A path to productive automation
Armstrong and his colleague Julie Shah, an MIT professor who leads the Interactive Robotics Group of the MIT Computer Science and Artificial Intelligence Laboratory, have developed a three-pronged, multidisciplinary approach aimed at reducing complexity and helping organizations achieve more widespread and productive automation. Their approach addresses the following elements:
- Design. Most robots are difficult to program and especially hard to reprogram to worker specifications, which means they often remain unused. Armstrong recounted the struggle of a midsize Ohio-based manufacturer that invested in a collaborative robot so it could add another shift without the pain of finding workers in a tight labor market. After consultants completed the initial configuration and setup, there was no one on staff who could program the robot, which left it sitting idle. Large companies like Tesla have also had well-documented struggles operationalizing robots and implementing so-called lights-out manufacturing. There are reports of robots breaking delicate parts as well as causing other miscues that require human intervention to get operations back on track.
Armstrong said companies should look for robot designs that are more accessible and adaptable. The addition of an intuitive user interface and low-code capabilities will allow workers to adapt robots to the external environment and make changes on their own without having to hire expensive consultants or incurring high switching costs. In this scenario, robots can work in tandem with technicians to assemble equipment — with the robot manipulating heavy assembly while the human performs the dexterous work, for example. The upside is more productive assembly that improves overall job quality.

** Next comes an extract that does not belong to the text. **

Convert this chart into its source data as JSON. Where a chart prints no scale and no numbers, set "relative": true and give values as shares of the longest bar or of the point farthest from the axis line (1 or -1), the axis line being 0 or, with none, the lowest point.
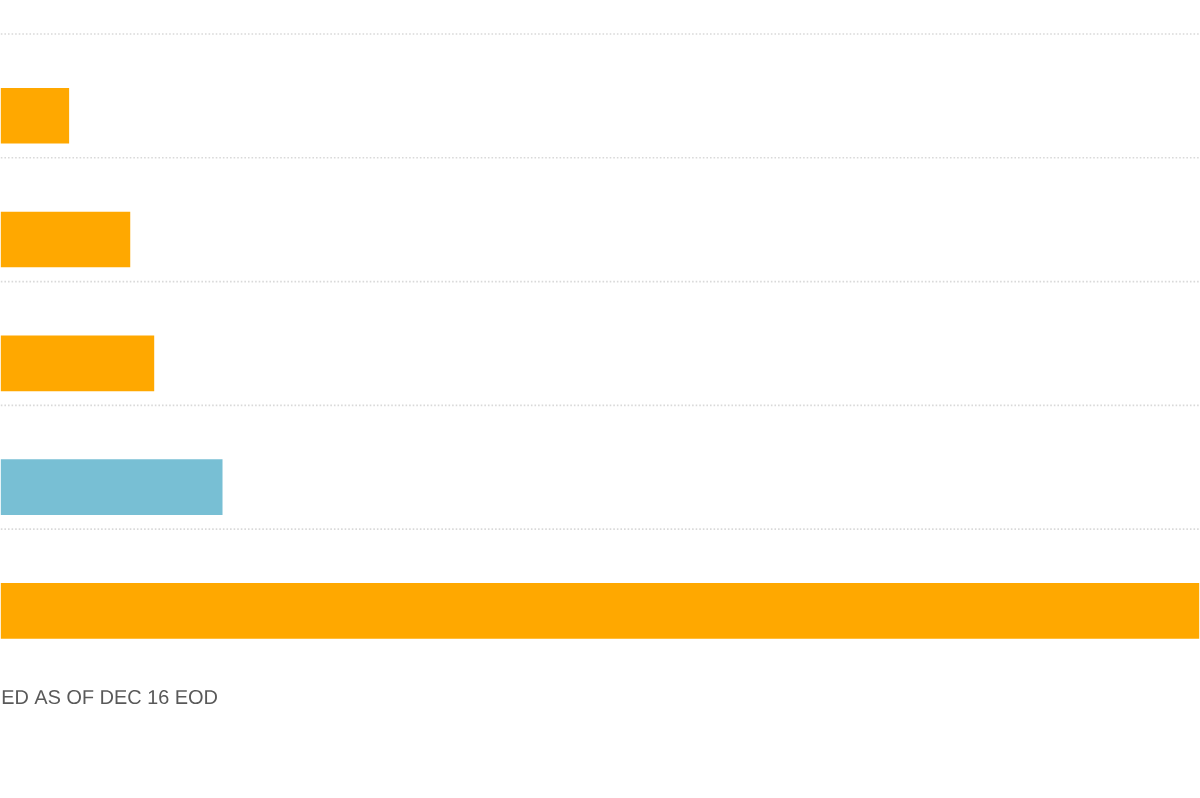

2. Integration. Historically, robots and automation system have required specific programming skills and a reliance on external partners for programming and maintenance throughout the life cycle. Taking a bottom-up deployment approach can shift this dynamic and empower internal workers to step in as the experts. Armstrong cited a hospital system that employed robotic process automation software to automate mundane administrative tasks. Instead of having C-level executives decide what processes to automate, the hospital took a bottom-up approach, allowing internal personnel responsible for the tasks to have input and receive training to program the software themselves. The result was administrative teams who were thrilled to avoid the “soul-sucking” work of routine tasks and instead focus on the work they liked most, Armstrong said. Executives, having achieved more efficient operations, were happy as well, he added.
3. Measurement. To get around the black box system limitations, it’s important to combine investment in automation technology with a comparable investment in employee training. One small manufacturer trained workers and then linked overall machining hours to bonuses. The more streamlined the processes were, the more likely it was that the employee would receive a bonus. This change, coupled with a wage hike to compensate for additional skill requirements, resulted in more productive automation.
Armstrong said that by embracing the concept of flexible automation, organizations will get more mileage from their investments. In scenarios with repetitive, high-volume tasks or labor shortages, robots can serve as a more productive workforce. But automation shines when robots and humans work together as a team to deliver high-quality products to customers or innovate new products and processes.
“With more flexibility, robots and software become tools that help teams become better at tasks,” Armstrong said. “They aren’t just doing the highly predictable tasks — they are also adjusting as the team figures out better ways to solve problems.”